A.7.4.2.1 Audio levels are commonly measured using units of decibels, or 1/10 Bell, abbreviated dB. When measured using a sound level meter, the operator can select either an A-weighted, B-weighted, or C-weighted measurement. The C-weighted measurement is nominally flat from 70 Hz to 4000 Hz, and the B-weighted measurement is nominally flat from 300 Hz to 4000 Hz. The A-weighted measurement filters the input signal to reduce the measurement sensitivity for frequencies to which the human ear is less sensitive and is relatively flat from 600 Hz to 7000 Hz. This results in a measurement that is weighted to simulate the segment of the audio spectrum that provides the most significant intelligibility components heard by the human ear.

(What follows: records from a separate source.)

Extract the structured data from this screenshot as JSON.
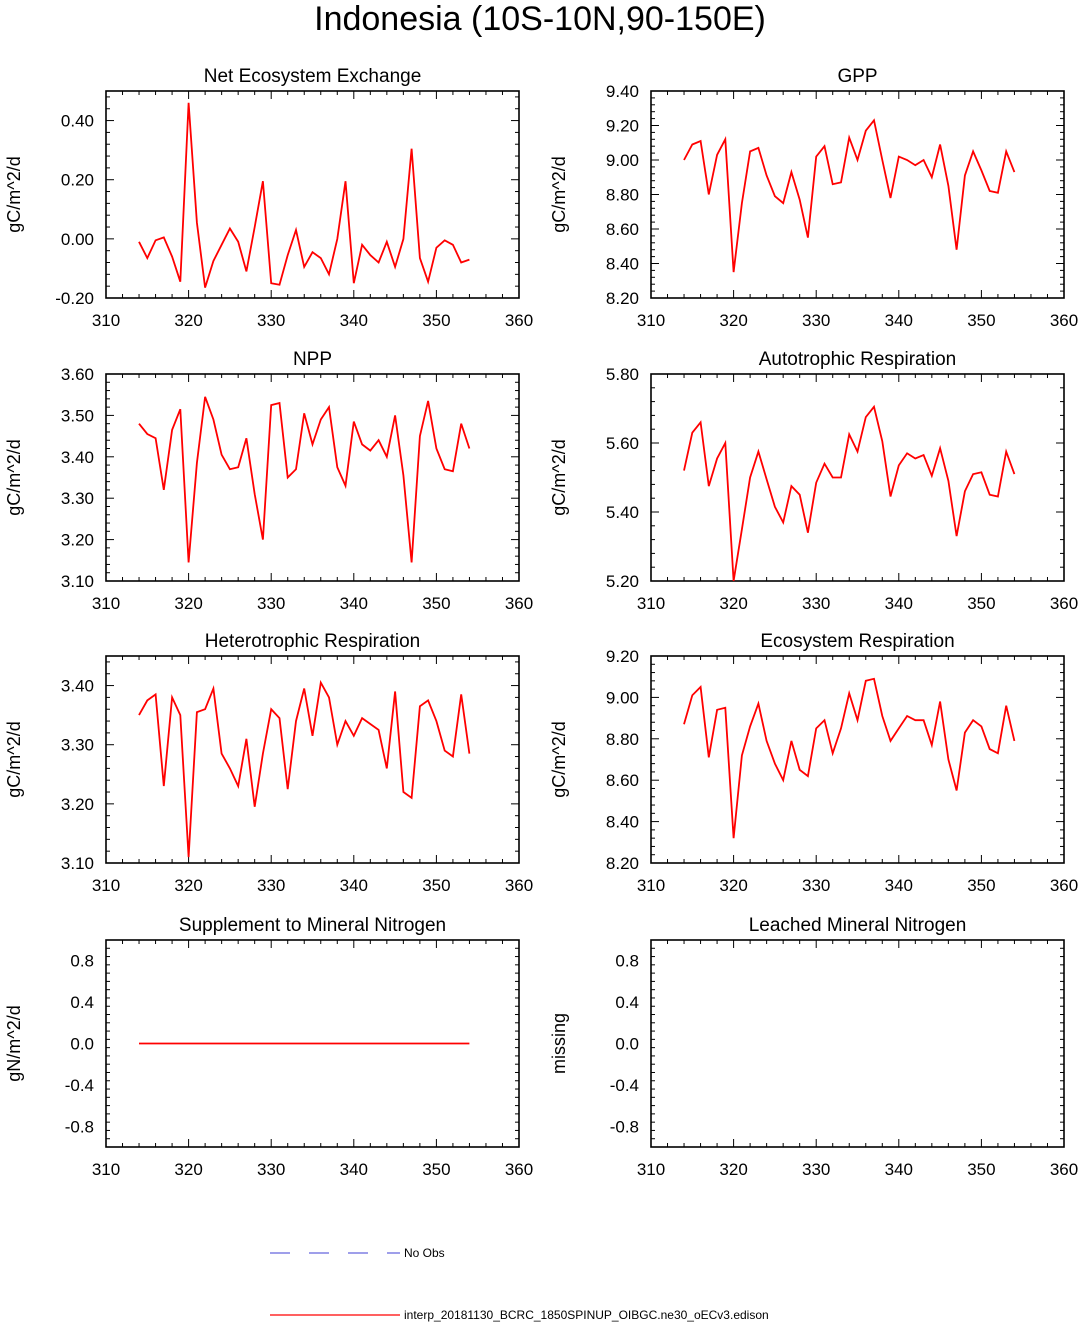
{
  "figure": {
    "title": "Indonesia (10S-10N,90-150E)",
    "legend": [
      {
        "label": "No Obs",
        "color": "#6666dd",
        "style": "dashed"
      },
      {
        "label": "interp_20181130_BCRC_1850SPINUP_OIBGC.ne30_oECv3.edison",
        "color": "#ff0000",
        "style": "solid"
      }
    ]
  },
  "chart_data": [
    {
      "type": "line",
      "title": "Net Ecosystem Exchange",
      "ylabel": "gC/m^2/d",
      "xlim": [
        310,
        360
      ],
      "ylim": [
        -0.2,
        0.5
      ],
      "xticks": [
        310,
        320,
        330,
        340,
        350,
        360
      ],
      "xtick_labels": [
        "310",
        "320",
        "330",
        "340",
        "350",
        "360"
      ],
      "yticks": [
        -0.2,
        0.0,
        0.2,
        0.4
      ],
      "ytick_labels": [
        "-0.20",
        "0.00",
        "0.20",
        "0.40"
      ],
      "color": "#ff0000",
      "x": [
        314,
        315,
        316,
        317,
        318,
        319,
        320,
        321,
        322,
        323,
        324,
        325,
        326,
        327,
        328,
        329,
        330,
        331,
        332,
        333,
        334,
        335,
        336,
        337,
        338,
        339,
        340,
        341,
        342,
        343,
        344,
        345,
        346,
        347,
        348,
        349,
        350,
        351,
        352,
        353,
        354
      ],
      "values": [
        -0.01,
        -0.065,
        -0.005,
        0.005,
        -0.06,
        -0.145,
        0.46,
        0.055,
        -0.165,
        -0.075,
        -0.02,
        0.035,
        -0.01,
        -0.11,
        0.04,
        0.195,
        -0.15,
        -0.155,
        -0.055,
        0.03,
        -0.095,
        -0.045,
        -0.065,
        -0.12,
        0.0,
        0.195,
        -0.15,
        -0.02,
        -0.055,
        -0.08,
        -0.01,
        -0.095,
        0.0,
        0.305,
        -0.065,
        -0.145,
        -0.03,
        -0.005,
        -0.02,
        -0.08,
        -0.07
      ]
    },
    {
      "type": "line",
      "title": "GPP",
      "ylabel": "gC/m^2/d",
      "xlim": [
        310,
        360
      ],
      "ylim": [
        8.2,
        9.4
      ],
      "xticks": [
        310,
        320,
        330,
        340,
        350,
        360
      ],
      "xtick_labels": [
        "310",
        "320",
        "330",
        "340",
        "350",
        "360"
      ],
      "yticks": [
        8.2,
        8.4,
        8.6,
        8.8,
        9.0,
        9.2,
        9.4
      ],
      "ytick_labels": [
        "8.20",
        "8.40",
        "8.60",
        "8.80",
        "9.00",
        "9.20",
        "9.40"
      ],
      "color": "#ff0000",
      "x": [
        314,
        315,
        316,
        317,
        318,
        319,
        320,
        321,
        322,
        323,
        324,
        325,
        326,
        327,
        328,
        329,
        330,
        331,
        332,
        333,
        334,
        335,
        336,
        337,
        338,
        339,
        340,
        341,
        342,
        343,
        344,
        345,
        346,
        347,
        348,
        349,
        350,
        351,
        352,
        353,
        354
      ],
      "values": [
        9.0,
        9.09,
        9.11,
        8.8,
        9.03,
        9.12,
        8.35,
        8.75,
        9.05,
        9.07,
        8.91,
        8.79,
        8.75,
        8.93,
        8.77,
        8.55,
        9.02,
        9.08,
        8.86,
        8.87,
        9.13,
        9.0,
        9.17,
        9.23,
        9.0,
        8.78,
        9.02,
        9.0,
        8.97,
        9.0,
        8.9,
        9.09,
        8.85,
        8.48,
        8.91,
        9.05,
        8.94,
        8.82,
        8.81,
        9.05,
        8.93
      ]
    },
    {
      "type": "line",
      "title": "NPP",
      "ylabel": "gC/m^2/d",
      "xlim": [
        310,
        360
      ],
      "ylim": [
        3.1,
        3.6
      ],
      "xticks": [
        310,
        320,
        330,
        340,
        350,
        360
      ],
      "xtick_labels": [
        "310",
        "320",
        "330",
        "340",
        "350",
        "360"
      ],
      "yticks": [
        3.1,
        3.2,
        3.3,
        3.4,
        3.5,
        3.6
      ],
      "ytick_labels": [
        "3.10",
        "3.20",
        "3.30",
        "3.40",
        "3.50",
        "3.60"
      ],
      "color": "#ff0000",
      "x": [
        314,
        315,
        316,
        317,
        318,
        319,
        320,
        321,
        322,
        323,
        324,
        325,
        326,
        327,
        328,
        329,
        330,
        331,
        332,
        333,
        334,
        335,
        336,
        337,
        338,
        339,
        340,
        341,
        342,
        343,
        344,
        345,
        346,
        347,
        348,
        349,
        350,
        351,
        352,
        353,
        354
      ],
      "values": [
        3.48,
        3.455,
        3.445,
        3.32,
        3.465,
        3.515,
        3.145,
        3.385,
        3.545,
        3.49,
        3.405,
        3.37,
        3.375,
        3.445,
        3.31,
        3.2,
        3.525,
        3.53,
        3.35,
        3.37,
        3.505,
        3.43,
        3.49,
        3.52,
        3.375,
        3.33,
        3.485,
        3.43,
        3.415,
        3.44,
        3.4,
        3.5,
        3.355,
        3.145,
        3.45,
        3.535,
        3.42,
        3.37,
        3.365,
        3.48,
        3.42
      ]
    },
    {
      "type": "line",
      "title": "Autotrophic Respiration",
      "ylabel": "gC/m^2/d",
      "xlim": [
        310,
        360
      ],
      "ylim": [
        5.2,
        5.8
      ],
      "xticks": [
        310,
        320,
        330,
        340,
        350,
        360
      ],
      "xtick_labels": [
        "310",
        "320",
        "330",
        "340",
        "350",
        "360"
      ],
      "yticks": [
        5.2,
        5.4,
        5.6,
        5.8
      ],
      "ytick_labels": [
        "5.20",
        "5.40",
        "5.60",
        "5.80"
      ],
      "color": "#ff0000",
      "x": [
        314,
        315,
        316,
        317,
        318,
        319,
        320,
        321,
        322,
        323,
        324,
        325,
        326,
        327,
        328,
        329,
        330,
        331,
        332,
        333,
        334,
        335,
        336,
        337,
        338,
        339,
        340,
        341,
        342,
        343,
        344,
        345,
        346,
        347,
        348,
        349,
        350,
        351,
        352,
        353,
        354
      ],
      "values": [
        5.52,
        5.63,
        5.66,
        5.475,
        5.555,
        5.6,
        5.2,
        5.35,
        5.5,
        5.575,
        5.495,
        5.415,
        5.37,
        5.475,
        5.45,
        5.34,
        5.485,
        5.54,
        5.5,
        5.5,
        5.625,
        5.575,
        5.675,
        5.705,
        5.605,
        5.445,
        5.535,
        5.57,
        5.555,
        5.565,
        5.505,
        5.585,
        5.49,
        5.33,
        5.46,
        5.51,
        5.515,
        5.45,
        5.445,
        5.575,
        5.51
      ]
    },
    {
      "type": "line",
      "title": "Heterotrophic Respiration",
      "ylabel": "gC/m^2/d",
      "xlim": [
        310,
        360
      ],
      "ylim": [
        3.1,
        3.45
      ],
      "xticks": [
        310,
        320,
        330,
        340,
        350,
        360
      ],
      "xtick_labels": [
        "310",
        "320",
        "330",
        "340",
        "350",
        "360"
      ],
      "yticks": [
        3.1,
        3.2,
        3.3,
        3.4
      ],
      "ytick_labels": [
        "3.10",
        "3.20",
        "3.30",
        "3.40"
      ],
      "color": "#ff0000",
      "x": [
        314,
        315,
        316,
        317,
        318,
        319,
        320,
        321,
        322,
        323,
        324,
        325,
        326,
        327,
        328,
        329,
        330,
        331,
        332,
        333,
        334,
        335,
        336,
        337,
        338,
        339,
        340,
        341,
        342,
        343,
        344,
        345,
        346,
        347,
        348,
        349,
        350,
        351,
        352,
        353,
        354
      ],
      "values": [
        3.35,
        3.375,
        3.385,
        3.23,
        3.38,
        3.35,
        3.11,
        3.355,
        3.36,
        3.395,
        3.285,
        3.26,
        3.23,
        3.31,
        3.195,
        3.285,
        3.36,
        3.345,
        3.225,
        3.34,
        3.395,
        3.315,
        3.405,
        3.38,
        3.3,
        3.34,
        3.315,
        3.345,
        3.335,
        3.325,
        3.26,
        3.39,
        3.22,
        3.21,
        3.365,
        3.375,
        3.34,
        3.29,
        3.28,
        3.385,
        3.285
      ]
    },
    {
      "type": "line",
      "title": "Ecosystem Respiration",
      "ylabel": "gC/m^2/d",
      "xlim": [
        310,
        360
      ],
      "ylim": [
        8.2,
        9.2
      ],
      "xticks": [
        310,
        320,
        330,
        340,
        350,
        360
      ],
      "xtick_labels": [
        "310",
        "320",
        "330",
        "340",
        "350",
        "360"
      ],
      "yticks": [
        8.2,
        8.4,
        8.6,
        8.8,
        9.0,
        9.2
      ],
      "ytick_labels": [
        "8.20",
        "8.40",
        "8.60",
        "8.80",
        "9.00",
        "9.20"
      ],
      "color": "#ff0000",
      "x": [
        314,
        315,
        316,
        317,
        318,
        319,
        320,
        321,
        322,
        323,
        324,
        325,
        326,
        327,
        328,
        329,
        330,
        331,
        332,
        333,
        334,
        335,
        336,
        337,
        338,
        339,
        340,
        341,
        342,
        343,
        344,
        345,
        346,
        347,
        348,
        349,
        350,
        351,
        352,
        353,
        354
      ],
      "values": [
        8.87,
        9.01,
        9.05,
        8.71,
        8.94,
        8.95,
        8.32,
        8.72,
        8.86,
        8.97,
        8.79,
        8.68,
        8.6,
        8.79,
        8.65,
        8.62,
        8.85,
        8.89,
        8.73,
        8.85,
        9.02,
        8.89,
        9.08,
        9.09,
        8.91,
        8.79,
        8.85,
        8.91,
        8.89,
        8.89,
        8.77,
        8.98,
        8.7,
        8.55,
        8.83,
        8.89,
        8.86,
        8.75,
        8.73,
        8.96,
        8.79
      ]
    },
    {
      "type": "line",
      "title": "Supplement to Mineral Nitrogen",
      "ylabel": "gN/m^2/d",
      "xlim": [
        310,
        360
      ],
      "ylim": [
        -1.0,
        1.0
      ],
      "xticks": [
        310,
        320,
        330,
        340,
        350,
        360
      ],
      "xtick_labels": [
        "310",
        "320",
        "330",
        "340",
        "350",
        "360"
      ],
      "yticks": [
        -0.8,
        -0.4,
        0.0,
        0.4,
        0.8
      ],
      "ytick_labels": [
        "-0.8",
        "-0.4",
        "0.0",
        "0.4",
        "0.8"
      ],
      "color": "#ff0000",
      "x": [
        314,
        354
      ],
      "values": [
        0.0,
        0.0
      ]
    },
    {
      "type": "line",
      "title": "Leached Mineral Nitrogen",
      "ylabel": "missing",
      "xlim": [
        310,
        360
      ],
      "ylim": [
        -1.0,
        1.0
      ],
      "xticks": [
        310,
        320,
        330,
        340,
        350,
        360
      ],
      "xtick_labels": [
        "310",
        "320",
        "330",
        "340",
        "350",
        "360"
      ],
      "yticks": [
        -0.8,
        -0.4,
        0.0,
        0.4,
        0.8
      ],
      "ytick_labels": [
        "-0.8",
        "-0.4",
        "0.0",
        "0.4",
        "0.8"
      ],
      "color": "#ff0000",
      "x": [],
      "values": []
    }
  ]
}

The units used for measurement are still dB, but the shorthand for specifying use of the A-weighted filter is typically dBA. The difference between any two sound levels measured on the same scale is always expressed in units of dB, not dBA.

From Ch 10, Table 10.4.2.2:
Methods of verification of voice intelligibility should include, but not be limited to, any one of the following methods:
(1) Standard subject-based test methods such as described in ANSI S3.2, Method for Measuring the Intelligibility of Speech Over Communications Systems.
(2) Methods and instruments that measure certain physical parameters and provide a common intelligibility scale score such as described in IEC 60849, Sound systems for emergency purposes.
The use of test methods that provide a common intelligibility scale score may be used for existing systems but should not be used to require revisions to systems that were designed prior to the 2002 edition of this Code. Also, refer to Section 1.4.